Last year, AMD felt confident in its profits, as consumers bought computers en masse and cryptocurrency miners snapped up almost every video card that was available. But this year the situation has radically changed. And while AMD is making more money than before, thanks in part to better sales of data center hardware and gaming systems, the company’s third-quarter profits fell 93% from a year ago.

According to the earnings report, AMD made $66 million in profit in the third quarter on revenue of about $5.6 billion, reports The Verge. That’s not a particularly exceptional number on its own, but it gets even worse when you compare it to last year’s third quarter, when revenue was $923 million on $4.3 billion in revenue.
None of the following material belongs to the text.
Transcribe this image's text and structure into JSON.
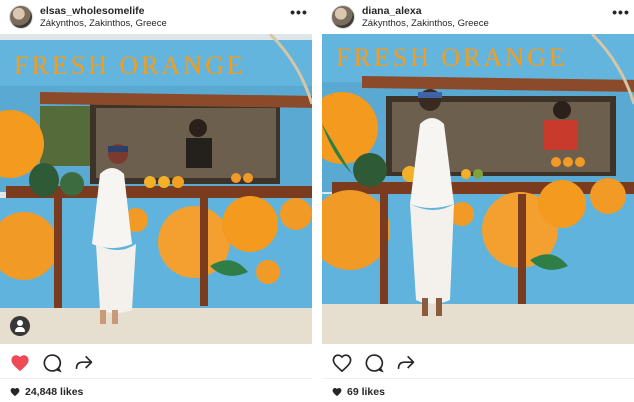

AMD says it missed its targets for the quarter due to “the softening PC market and substantial inventory reduction actions across the PC supply chain,” and that a big factor in the profit decline is its roughly $50 billion acquisition of chip maker Xilinx in February.

Despite the significant decline in profits and the fact that the market is not so heated due to demand from miners, AMD notes that they managed to increase sales in the gaming segment by 14% to $1.6 billion thanks to “higher sales of semi-custom products.” By this, most likely, the company means chips for the PlayStation 5, Xbox Series S and X, and Steam Deck game consoles.

AMD isn’t the only chip company suffering right now. Intel’s third-quarter profit also fell 85% year-over-year, and the company plans to make massive cost cuts that will include layoffs. It is not yet known how NVIDIA, AMD’s competitor in the field of graphics processors, is doing, the company will announce its quarterly earnings on November 16.